Friday, November 28, 2008

Gentle "Giant"


Those blue eyes and long eyelashes. The endearing way he scrunches up his face when he's trying desperately to spin a rather "tall tale". All of these things make loving him so easy!!

Most would say "Oh my gosh, he is SO cute!".....and I do agree however he pushes the very limits of that whole "not getting more than I can handle" thing!

He is the youngest of my seven and for that reason alone gets away with things the oldest could only dream of pulling off. Fortunately for him and not so much for the rest of the gang my coping and tolerance has magnified and exponentially grown over the last seven years. He, however has got to be the most strong willed, self determined little boy ever, and I MEAN EVER born!!!

So how is it that a 43 lb. 3 year old can have such command over an entire household?

It may be the fear of physical retaliation, thrown projectiles, a slight stab with a fork, quiet hoarding of the other children's belongings, or more often than not a loud screeching voice in response to someone answering him with the "wrong" answer or worse yet ignoring him!!!


Hard to imagine with a face like this isn't it?!


















Forever working hard at something.....he does everything full speed ahead and if you aren't willing to keep up he just leaves you in his dust!!!
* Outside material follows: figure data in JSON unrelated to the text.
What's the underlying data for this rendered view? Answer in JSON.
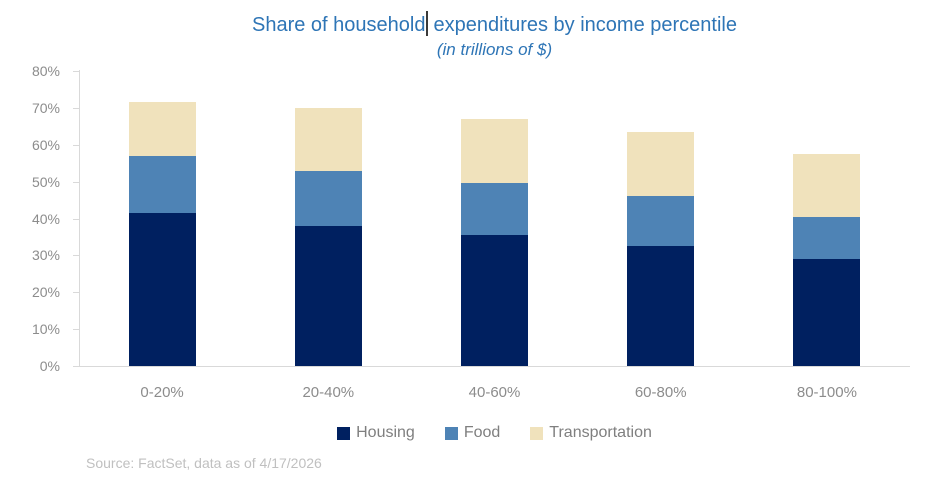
{
  "header": {
    "title_full": "Share of household expenditures by income percentile",
    "title_before_caret": "Share of household",
    "title_after_caret": "expenditures by income percentile",
    "subtitle": "(in trillions of $)",
    "title_color": "#2e75b6"
  },
  "chart_data": {
    "type": "bar",
    "stacked": true,
    "title": "Share of household expenditures by income percentile",
    "subtitle": "(in trillions of $)",
    "categories": [
      "0-20%",
      "20-40%",
      "40-60%",
      "60-80%",
      "80-100%"
    ],
    "series": [
      {
        "name": "Housing",
        "color": "#002060",
        "values": [
          41.5,
          38.0,
          35.5,
          32.5,
          29.0
        ]
      },
      {
        "name": "Food",
        "color": "#4e83b5",
        "values": [
          15.5,
          15.0,
          14.0,
          13.5,
          11.5
        ]
      },
      {
        "name": "Transportation",
        "color": "#f0e2bc",
        "values": [
          14.5,
          17.0,
          17.5,
          17.5,
          17.0
        ]
      }
    ],
    "stack_totals": [
      71.5,
      70.0,
      67.0,
      63.5,
      57.5
    ],
    "xlabel": "",
    "ylabel": "",
    "ylim": [
      0,
      80
    ],
    "ytick_labels": [
      "0%",
      "10%",
      "20%",
      "30%",
      "40%",
      "50%",
      "60%",
      "70%",
      "80%"
    ],
    "ytick_values": [
      0,
      10,
      20,
      30,
      40,
      50,
      60,
      70,
      80
    ],
    "grid": false,
    "legend_position": "bottom"
  },
  "footer": {
    "source": "Source: FactSet, data as of 4/17/2026"
  },
  "colors": {
    "axis_line": "#d9d9d9",
    "tick_label": "#8c8c8c",
    "category_label": "#8c8c8c",
    "legend_text": "#7f7f7f",
    "source_text": "#c0c0c0",
    "caret": "#3a3a3a"
  }
}
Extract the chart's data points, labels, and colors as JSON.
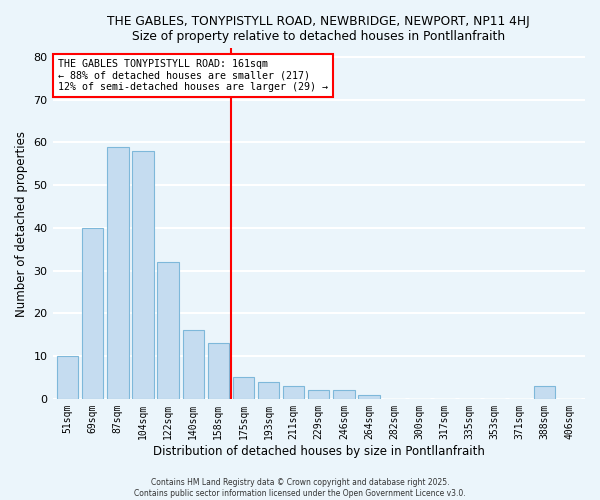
{
  "title1": "THE GABLES, TONYPISTYLL ROAD, NEWBRIDGE, NEWPORT, NP11 4HJ",
  "title2": "Size of property relative to detached houses in Pontllanfraith",
  "xlabel": "Distribution of detached houses by size in Pontllanfraith",
  "ylabel": "Number of detached properties",
  "bar_labels": [
    "51sqm",
    "69sqm",
    "87sqm",
    "104sqm",
    "122sqm",
    "140sqm",
    "158sqm",
    "175sqm",
    "193sqm",
    "211sqm",
    "229sqm",
    "246sqm",
    "264sqm",
    "282sqm",
    "300sqm",
    "317sqm",
    "335sqm",
    "353sqm",
    "371sqm",
    "388sqm",
    "406sqm"
  ],
  "bar_values": [
    10,
    40,
    59,
    58,
    32,
    16,
    13,
    5,
    4,
    3,
    2,
    2,
    1,
    0,
    0,
    0,
    0,
    0,
    0,
    3,
    0
  ],
  "bar_color": "#C5DCF0",
  "bar_edge_color": "#7EB8DA",
  "vline_index": 6.5,
  "vline_color": "red",
  "annotation_title": "THE GABLES TONYPISTYLL ROAD: 161sqm",
  "annotation_line1": "← 88% of detached houses are smaller (217)",
  "annotation_line2": "12% of semi-detached houses are larger (29) →",
  "annotation_box_color": "white",
  "annotation_box_edgecolor": "red",
  "ylim": [
    0,
    82
  ],
  "yticks": [
    0,
    10,
    20,
    30,
    40,
    50,
    60,
    70,
    80
  ],
  "footer1": "Contains HM Land Registry data © Crown copyright and database right 2025.",
  "footer2": "Contains public sector information licensed under the Open Government Licence v3.0.",
  "background_color": "#EBF5FB",
  "grid_color": "white"
}
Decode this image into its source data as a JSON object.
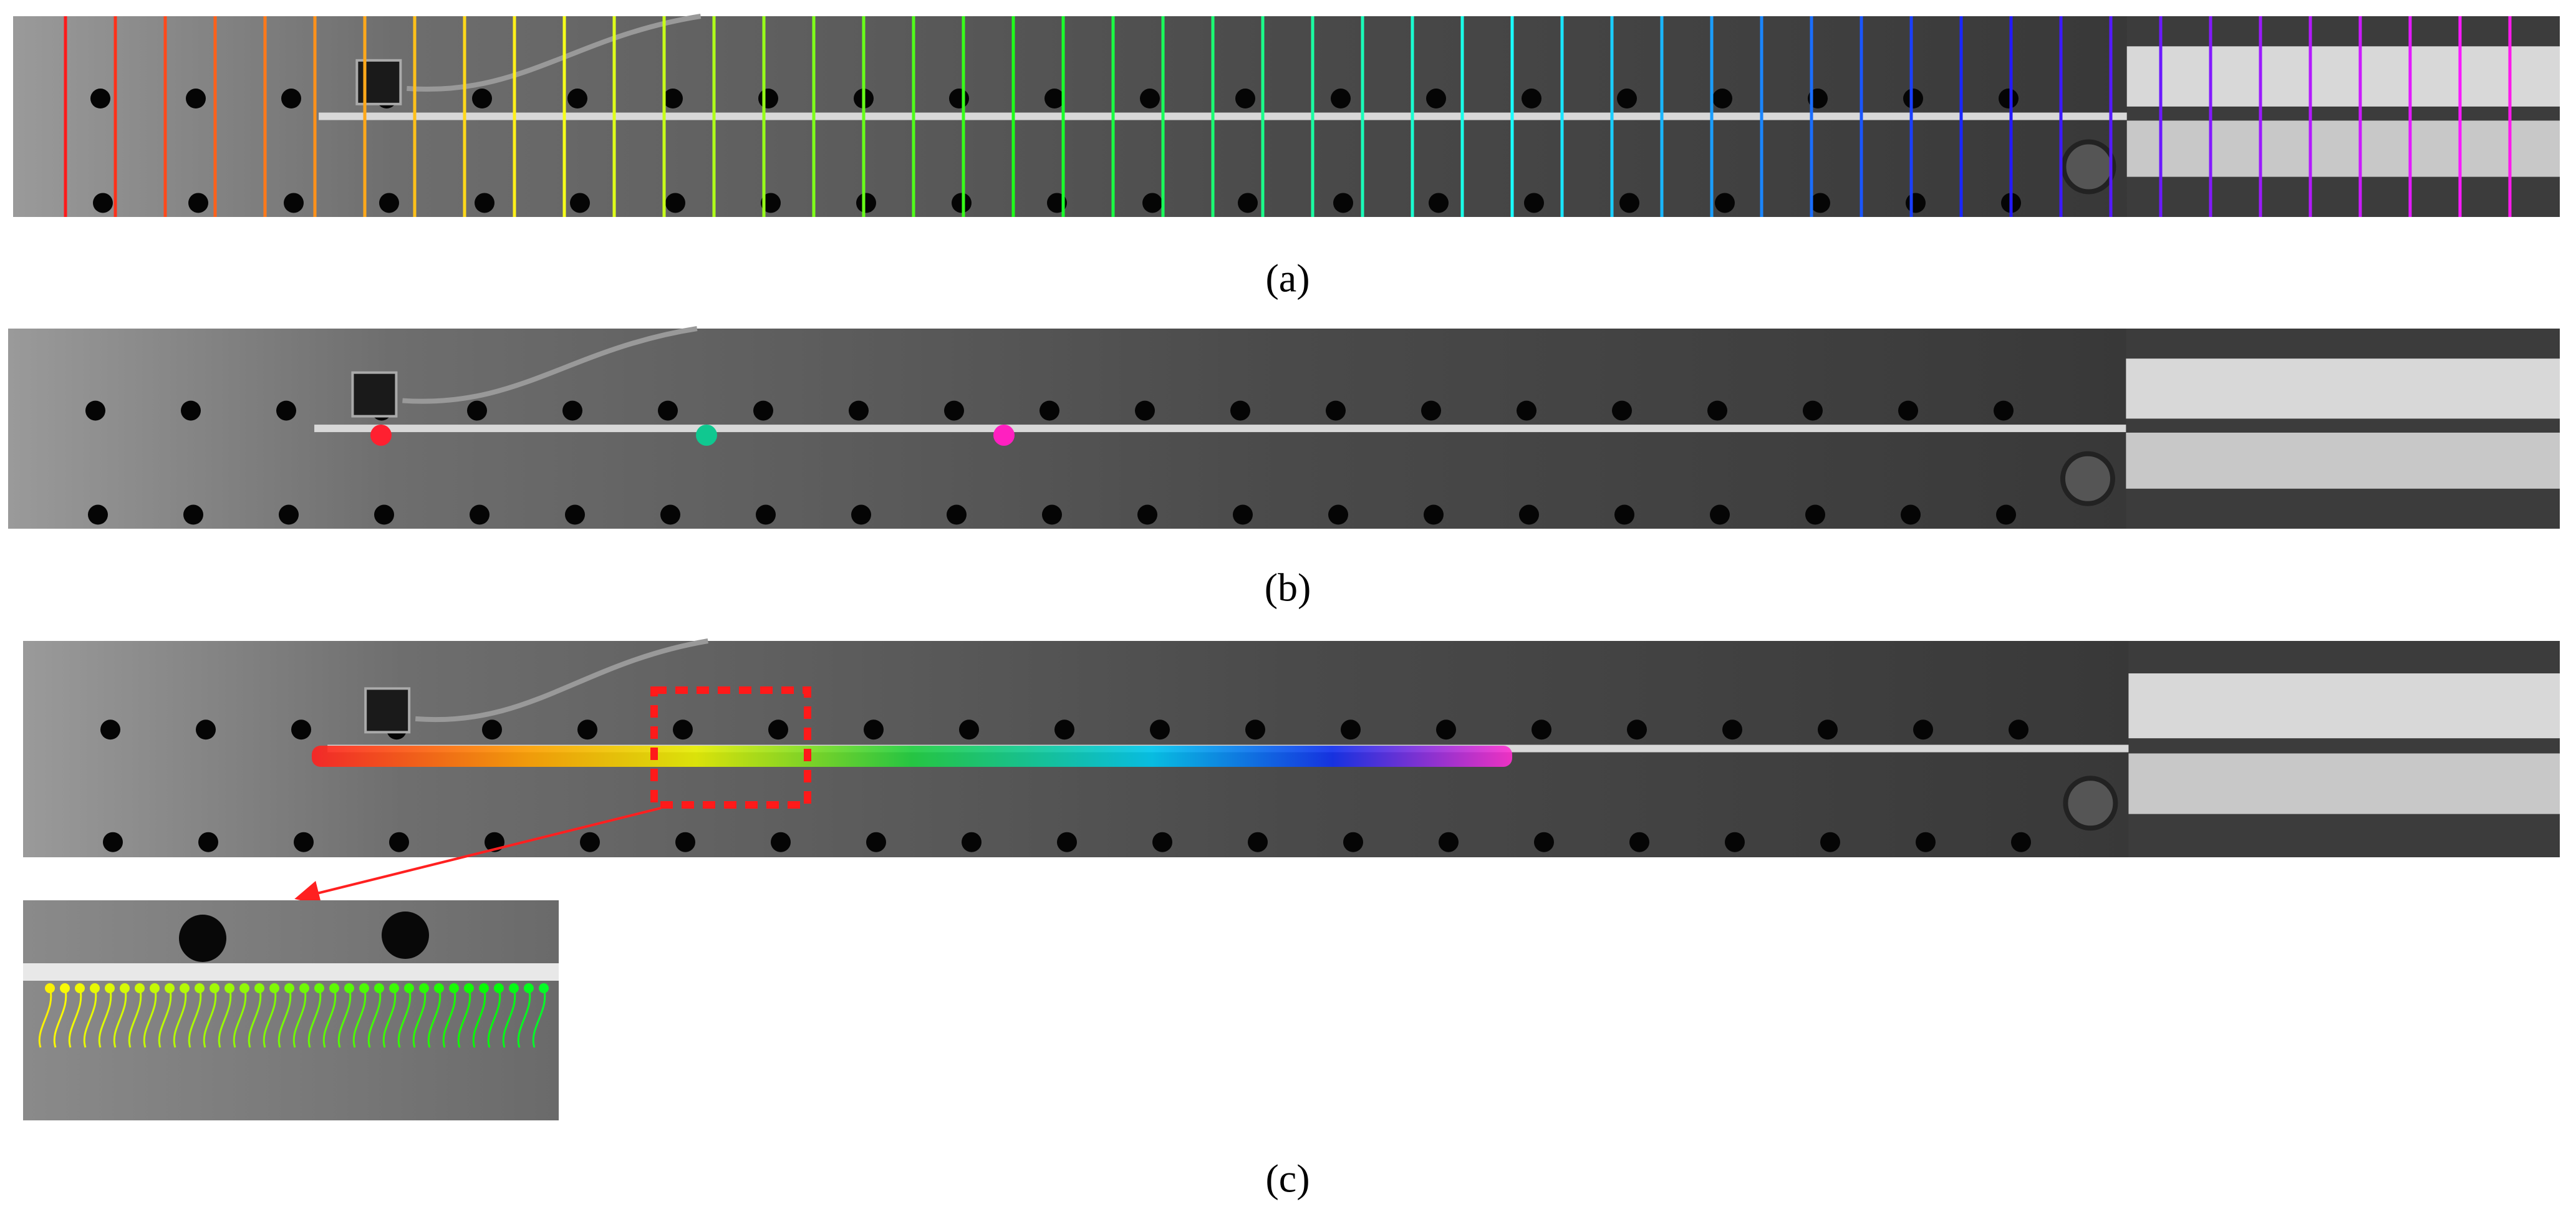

He tells everyone he's going to be a "chef-at-home" when he grows up....and I'm quite sure he will. He is just as comfortable with a knife and veggie as he is with a nail and hammer...... so who knows???

















I have always been a firm believer that when the road we travel seems so very difficult. Every "little" thing takes tons of effort and we have to work so hard to see the fruits of our labour then we are on the "RIGHT" track. You see....when life is too easy and we're travelling along at 100 miles per hour then we surely haven't stopped to smell the roses or "experience" it the way we're meant to. Even when my "little giant" tests my last nerve for the tenth time in one hour I know that this journey I'm on was meant to be a little challenging. I have to believe that God knew what he was doing when my seventh child was so "spirited".



Some ask......"Surely he'll be your last?" , "How could you have the energy for more after "Skishee"?" My answer will continue to be......whatever the good Lord has for me....I'm up for the challenge!